Inspiration
Imagine a homeowner who has invested in a solar panel. Every day, it generates ample clean energy, but they only use a small fraction of it to charge a single phone and power a lightbulb at night. The rest, kilowatts of valuable power, is completely wasted, just gets lost and wasted.
Now, imagine their neighbor just a few meters away. They have a growing family and modern needs: an electric shower, a TV for the family to gather around, lights for their children to study, and maybe even a washing machine or an electric cooker. Their demand for energy is high, and they are often left at the mercy of an expensive and unreliable grid, sometimes running out of power when they need it most.
This glaring inefficiency is the heart of our inspiration. On one side of a fence, there is wasted potential. On the other, there is unmet need. Umeme Pamoja was born from the simple idea of building a bridge across that fence, to turn one person's daily waste into their neighbor's reliable power, and in doing so, empower the entire community.
What it does
Umeme Pamoja, "The Local Energy Network," is a smart, peer-to-peer energy trading platform. It transforms homes with solar panels into micro-power stations, allowing them to automatically and securely sell their surplus energy to their immediate neighbors.
For sellers, it creates a new, passive income stream.

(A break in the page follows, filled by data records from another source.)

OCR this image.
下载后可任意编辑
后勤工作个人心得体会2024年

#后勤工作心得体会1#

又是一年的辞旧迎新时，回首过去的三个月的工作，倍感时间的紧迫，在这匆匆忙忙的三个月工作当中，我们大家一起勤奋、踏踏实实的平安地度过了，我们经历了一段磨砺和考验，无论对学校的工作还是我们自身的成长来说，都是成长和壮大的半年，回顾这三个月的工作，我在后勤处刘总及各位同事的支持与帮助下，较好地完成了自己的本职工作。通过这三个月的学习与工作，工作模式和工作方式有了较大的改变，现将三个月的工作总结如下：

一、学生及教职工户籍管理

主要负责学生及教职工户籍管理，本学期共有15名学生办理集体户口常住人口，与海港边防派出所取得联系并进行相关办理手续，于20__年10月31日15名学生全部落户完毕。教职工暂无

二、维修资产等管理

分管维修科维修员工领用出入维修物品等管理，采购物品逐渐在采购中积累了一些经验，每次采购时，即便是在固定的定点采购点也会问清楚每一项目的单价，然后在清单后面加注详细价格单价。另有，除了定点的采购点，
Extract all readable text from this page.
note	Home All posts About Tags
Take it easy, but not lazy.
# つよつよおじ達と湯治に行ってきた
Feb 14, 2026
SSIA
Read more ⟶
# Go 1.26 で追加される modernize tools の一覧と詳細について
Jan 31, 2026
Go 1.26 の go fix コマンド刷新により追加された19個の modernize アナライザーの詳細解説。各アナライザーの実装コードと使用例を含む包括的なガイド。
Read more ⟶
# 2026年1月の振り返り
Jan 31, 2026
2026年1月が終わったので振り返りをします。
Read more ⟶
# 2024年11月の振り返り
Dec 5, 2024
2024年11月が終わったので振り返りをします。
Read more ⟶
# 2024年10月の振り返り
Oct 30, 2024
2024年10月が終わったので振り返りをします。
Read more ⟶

For buyers, it provides a cheaper, more reliable alternative to the national grid. For the community, it builds a decentralized, bottom-up energy grid that is resilient and sustainable. We built our solution on three core principles:
- Radical Inclusion: Accessible via a smartphone app with speech commands and a parallel USSD service for non-smartphone users.
- Guaranteed Privacy: An anonymous user ID system protects both buyers and sellers, preventing community friction.
- Seamless Transactions: Deep integration with M-Pesa ensures every transaction is instant, secure, and trusted.
How we built it
As a two-person team in a 7-day hackathon, we focused on bringing our vision to life through rapid, user-centric prototyping.
- User Journey Mapping: We started by creating internal development personas, a solar owner with surplus power, and a neighbor needing reliable energy. Mapping their potential needs and social frictions led us directly to our core principle of anonymity. We realized that to build trust, the platform must hide real identities and use unique user IDs for all transactions.
- High-Fidelity Mockups: We designed every screen of the application with this "anonymity-first" approach, from the USSD menus to the smartphone app dashboard.
- Interactive Prototyping: Using Figma, we linked these static screens into a fully interactive, clickable prototype that demonstrated this anonymous user flow.
- Product Walkthrough: We then used Loom to record a comprehensive demo video, narrating the user journey while clicking through the Figma prototype to show how the system works in a real-world, private, and secure scenario.
- Centralized Hub: Finally, we organized all our assets into a professional GitHub repository to serve as the single source of truth for our project.
Challenges we ran into
Our biggest challenge was designing for true inclusivity. An app is not enough. We realized that to serve entire communities, we had to build a system that worked for everyone, including the elderly or those without expensive smartphones. This forced us to design a completely parallel USSD interface, ensuring that our platform's core functionality was accessible through simple text commands on any mobile phone.
What we learned
This hackathon taught us the incredible power of prototyping. In just a few days, we were able to transform a complex idea into a tangible, interactive experience. We learned that you don't need a fully coded product to effectively communicate a vision and demonstrate user value. Presenting a realistic prototype helped us identify and solve user experience challenges early on, like the absolute necessity for anonymity in transactions.
What's next for Umeme Pamoja
Our path forward is clear and focused. The next steps are to develop the real grid and application, pilot, and then expand.